Io di tutta risposta, mi lasciai cadere a pancia in giù finendo con la faccia nel cuscino.
Sentii i suoi passi avvicinarsi al letto, girai la faccia e, seppur era buio, riuscii a intravedere un dolce sorriso sulle sue labbra. La invitai a sedersi accanto a me, accettò annuendo col capo.
-Perché non dormi?- disse sedendosi accanto a me.
-Ti potrei fare la stessa domanda-
-Perché qualcuno è andato girando per casa, accendendo la luce nel corridoio-
-Chissà chi sarà stato?- il più ingenuamente possibile risposi
-Io un mezza idea me la sono già fatta-
-E dimmi chi è stato?-
-Senti justin, se non dormi ci sarà un motivo, no?
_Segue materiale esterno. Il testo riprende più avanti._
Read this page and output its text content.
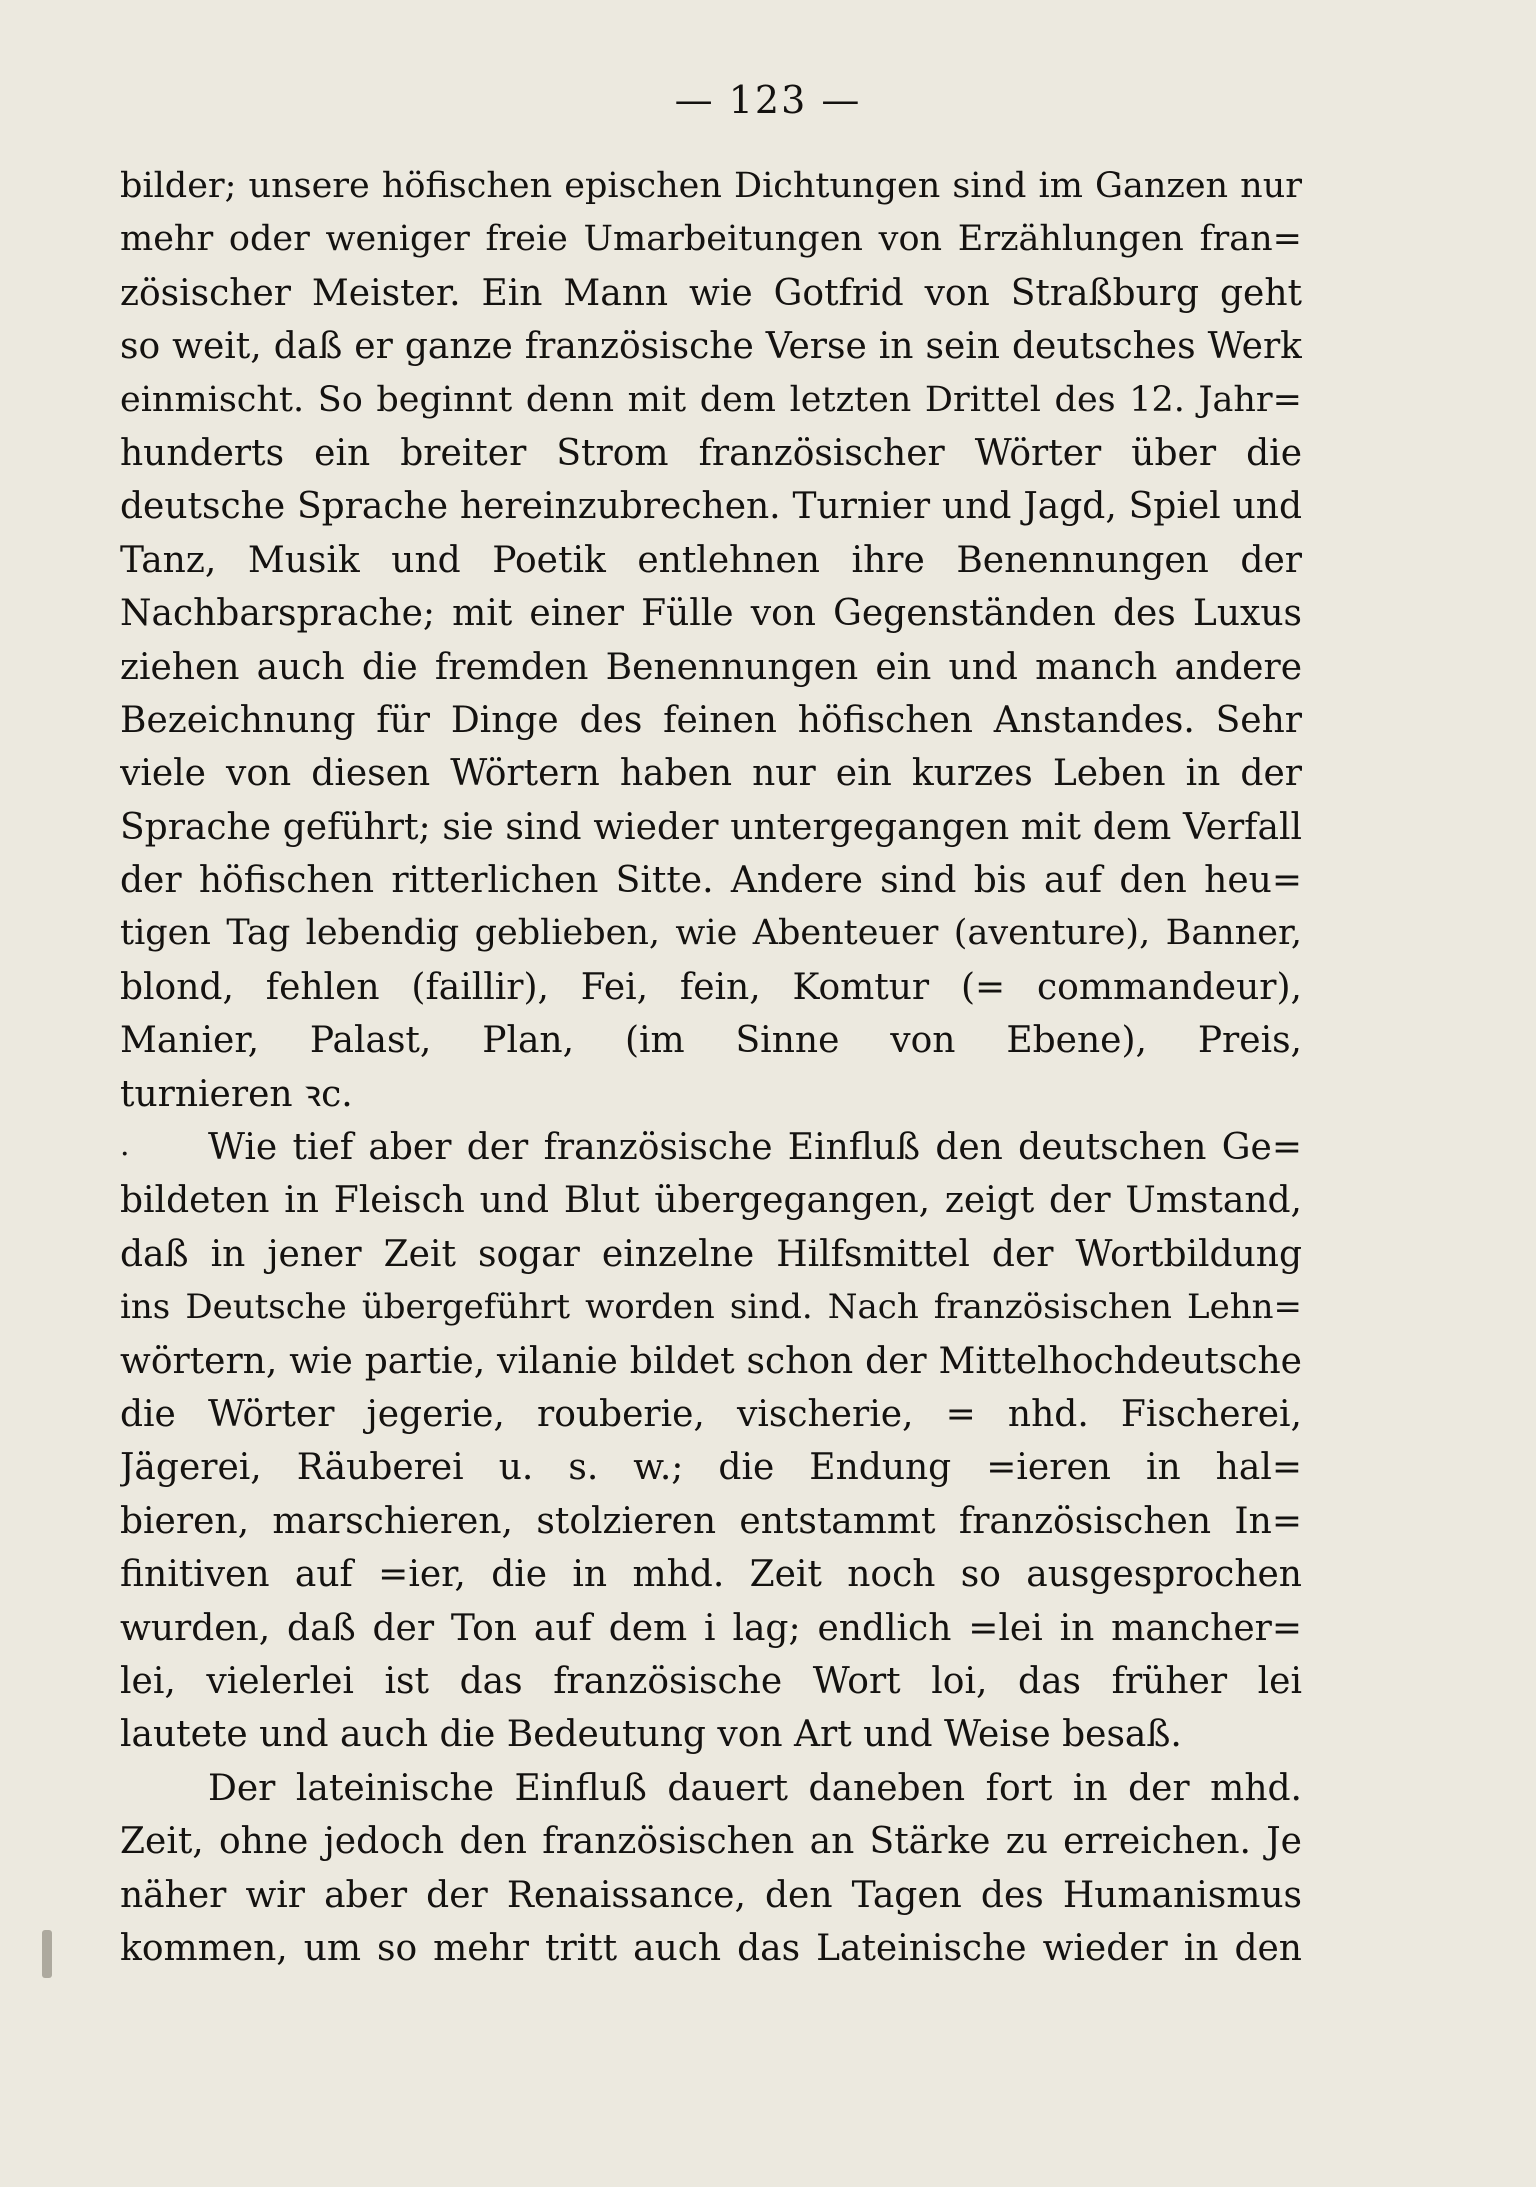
— 123 —
·
bilder; unsere höfischen epischen Dichtungen sind im Ganzen nur
mehr oder weniger freie Umarbeitungen von Erzählungen fran=
zösischer Meister. Ein Mann wie Gotfrid von Straßburg geht
so weit, daß er ganze französische Verse in sein deutsches Werk
einmischt. So beginnt denn mit dem letzten Drittel des 12. Jahr=
hunderts ein breiter Strom französischer Wörter über die
deutsche Sprache hereinzubrechen. Turnier und Jagd, Spiel und
Tanz, Musik und Poetik entlehnen ihre Benennungen der
Nachbarsprache; mit einer Fülle von Gegenständen des Luxus
ziehen auch die fremden Benennungen ein und manch andere
Bezeichnung für Dinge des feinen höfischen Anstandes. Sehr
viele von diesen Wörtern haben nur ein kurzes Leben in der
Sprache geführt; sie sind wieder untergegangen mit dem Verfall
der höfischen ritterlichen Sitte. Andere sind bis auf den heu=
tigen Tag lebendig geblieben, wie Abenteuer (aventure), Banner,
blond, fehlen (faillir), Fei, fein, Komtur (= commandeur),
Manier, Palast, Plan, (im Sinne von Ebene), Preis,
turnieren ꝛc.
Wie tief aber der französische Einfluß den deutschen Ge=
bildeten in Fleisch und Blut übergegangen, zeigt der Umstand,
daß in jener Zeit sogar einzelne Hilfsmittel der Wortbildung
ins Deutsche übergeführt worden sind. Nach französischen Lehn=
wörtern, wie partie, vilanie bildet schon der Mittelhochdeutsche
die Wörter jegerie, rouberie, vischerie, = nhd. Fischerei,
Jägerei, Räuberei u. s. w.; die Endung =ieren in hal=
bieren, marschieren, stolzieren entstammt französischen In=
finitiven auf =ier, die in mhd. Zeit noch so ausgesprochen
wurden, daß der Ton auf dem i lag; endlich =lei in mancher=
lei, vielerlei ist das französische Wort loi, das früher lei
lautete und auch die Bedeutung von Art und Weise besaß.
Der lateinische Einfluß dauert daneben fort in der mhd.
Zeit, ohne jedoch den französischen an Stärke zu erreichen. Je
näher wir aber der Renaissance, den Tagen des Humanismus
kommen, um so mehr tritt auch das Lateinische wieder in den
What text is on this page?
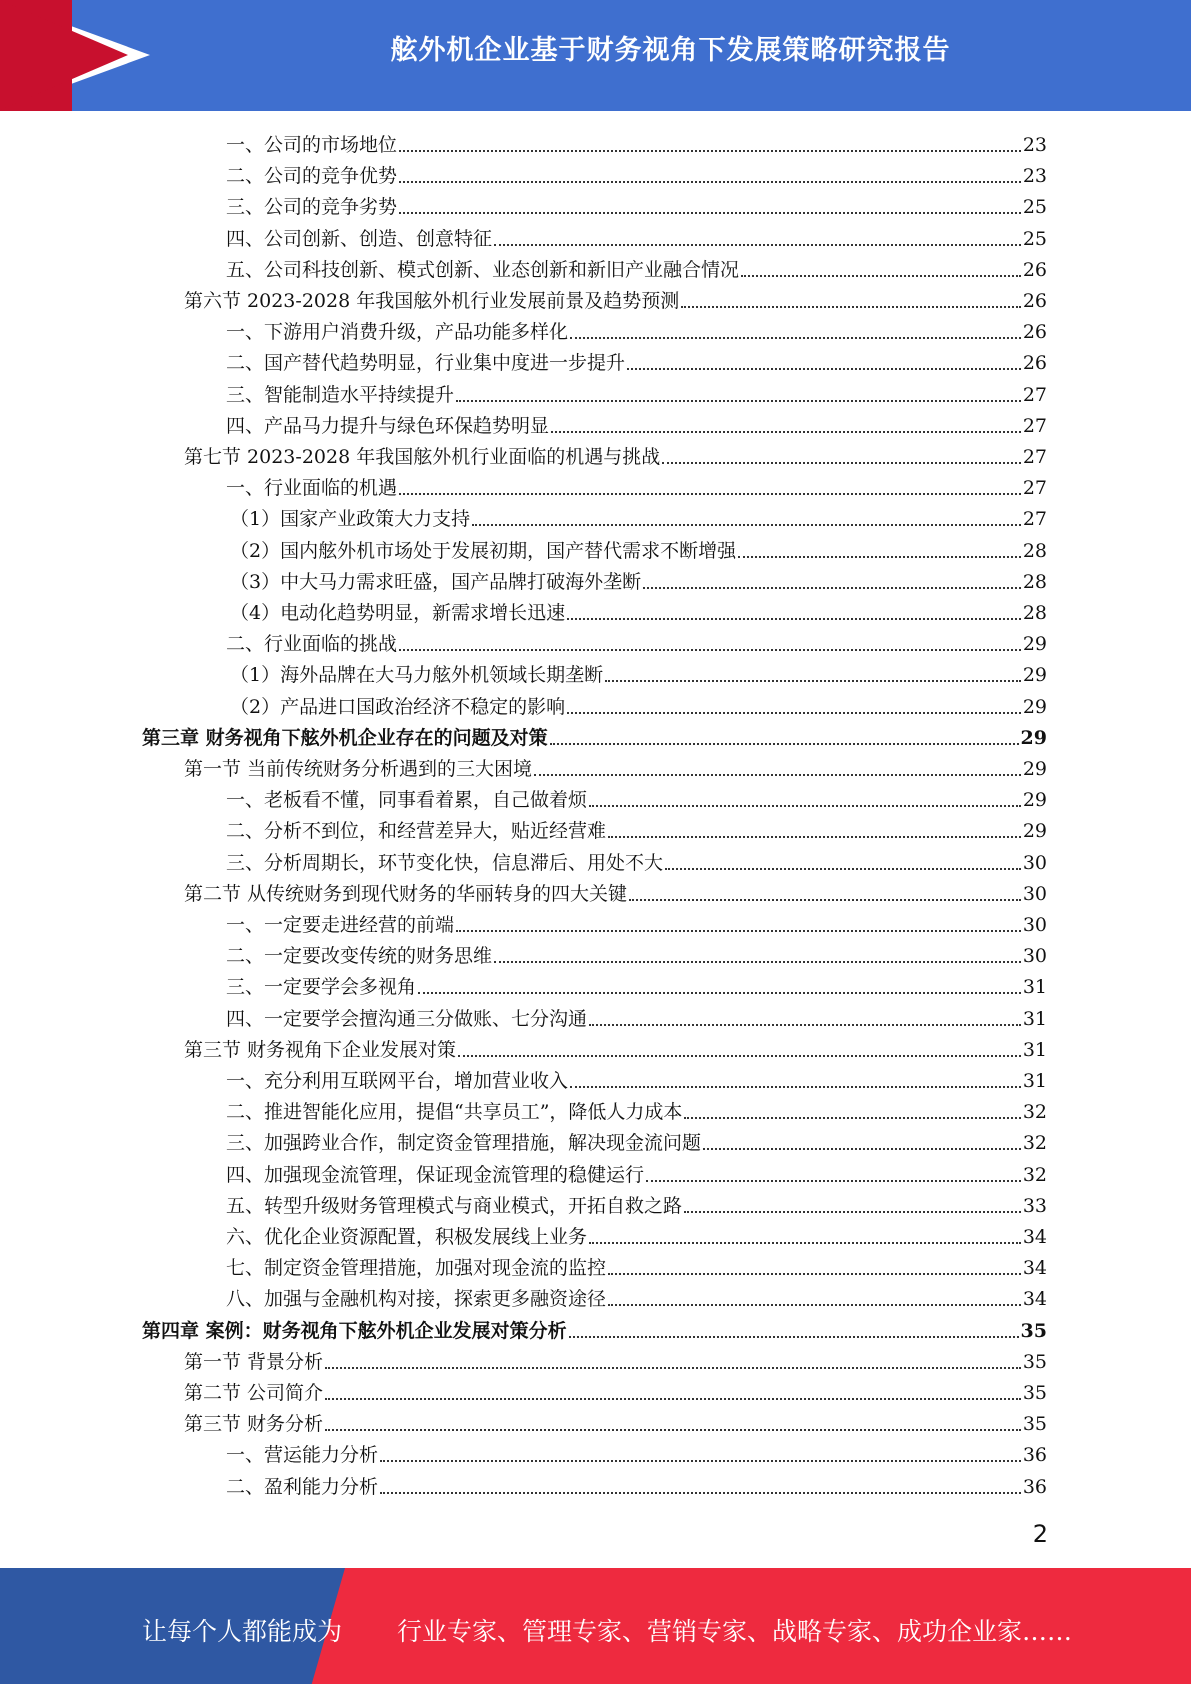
舷外机企业基于财务视角下发展策略研究报告
一、公司的市场地位	23
二、公司的竞争优势	23
三、公司的竞争劣势	25
四、公司创新、创造、创意特征	25
五、公司科技创新、模式创新、业态创新和新旧产业融合情况	26
第六节 2023-2028 年我国舷外机行业发展前景及趋势预测	26
一、下游用户消费升级，产品功能多样化	26
二、国产替代趋势明显，行业集中度进一步提升	26
三、智能制造水平持续提升	27
四、产品马力提升与绿色环保趋势明显	27
第七节 2023-2028 年我国舷外机行业面临的机遇与挑战	27
一、行业面临的机遇	27
（1）国家产业政策大力支持	27
（2）国内舷外机市场处于发展初期，国产替代需求不断增强	28
（3）中大马力需求旺盛，国产品牌打破海外垄断	28
（4）电动化趋势明显，新需求增长迅速	28
二、行业面临的挑战	29
（1）海外品牌在大马力舷外机领域长期垄断	29
（2）产品进口国政治经济不稳定的影响	29
第三章 财务视角下舷外机企业存在的问题及对策	29
第一节 当前传统财务分析遇到的三大困境	29
一、老板看不懂，同事看着累，自己做着烦	29
二、分析不到位，和经营差异大，贴近经营难	29
三、分析周期长，环节变化快，信息滞后、用处不大	30
第二节 从传统财务到现代财务的华丽转身的四大关键	30
一、一定要走进经营的前端	30
二、一定要改变传统的财务思维	30
三、一定要学会多视角	31
四、一定要学会擅沟通三分做账、七分沟通	31
第三节 财务视角下企业发展对策	31
一、充分利用互联网平台，增加营业收入	31
二、推进智能化应用，提倡“共享员工”，降低人力成本	32
三、加强跨业合作，制定资金管理措施，解决现金流问题	32
四、加强现金流管理，保证现金流管理的稳健运行	32
五、转型升级财务管理模式与商业模式，开拓自救之路	33
六、优化企业资源配置，积极发展线上业务	34
七、制定资金管理措施，加强对现金流的监控	34
八、加强与金融机构对接，探索更多融资途径	34
第四章 案例：财务视角下舷外机企业发展对策分析	35
第一节 背景分析	35
第二节 公司简介	35
第三节 财务分析	35
一、营运能力分析	36
二、盈利能力分析	36
2
让每个人都能成为 行业专家、管理专家、营销专家、战略专家、成功企业家……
Me lo vorresti, cortesemente illustrare, perché non l’ho capito- invece lo sapeva benissimo.
 
Mi alzai e sedendomi mi misi a giocare con il laccetto dei miei pantaloncini. A parte che non glielo volevo dire ma io, che figura ci avrei fatto se glielo avessi detto?
-Niente, non ho niente-
-E allora perché sei sveglio?- perché sono preoccupato per te
-Non ti è mai capitato di non riuscire a dormire?-
-Tantissime volte ma sempre per un motivo- anche io ho un motivo
-Io, invece, non prendo sonno senza motivo-
-Ok va bene, posso fare qualcosa per farti riuscire a dormire o vado?- che persona dolce
-No, no va pure e poi non vedo come tu possa aiutarmi-
-Ci sono tantissimi modi, sonniferi, thé, camomilla oppure quelli più efficaci detti anche metodi pesanti, una padellata in testa-
-Opterei per la camomilla-
-Va bene ma non ti garantisco che dopo dormirai-
-Non mi darai una padellata in testa-
-Ma tanto non ci arriverei- sospirando. Era bello, diciamo, scherzare con lei, vederla sorridere ti faceva sorridere. Non potevi essere triste davanti a lei, era contagioso il suo sorriso.
 
Dopo un abbraccio e una risata da parte mia, andammo a preparare le tazze di camomilla, cosa che sapevo fare. Ufficialmente era per farmi addormentare, ufficiosamente era per far calmare entrambi e far distendere i nervi, anche a lei.
 
Mentre preparavo la camomilla continuammo a parlare del più e del meno.  Ci stavamo, pian piano, conoscendo.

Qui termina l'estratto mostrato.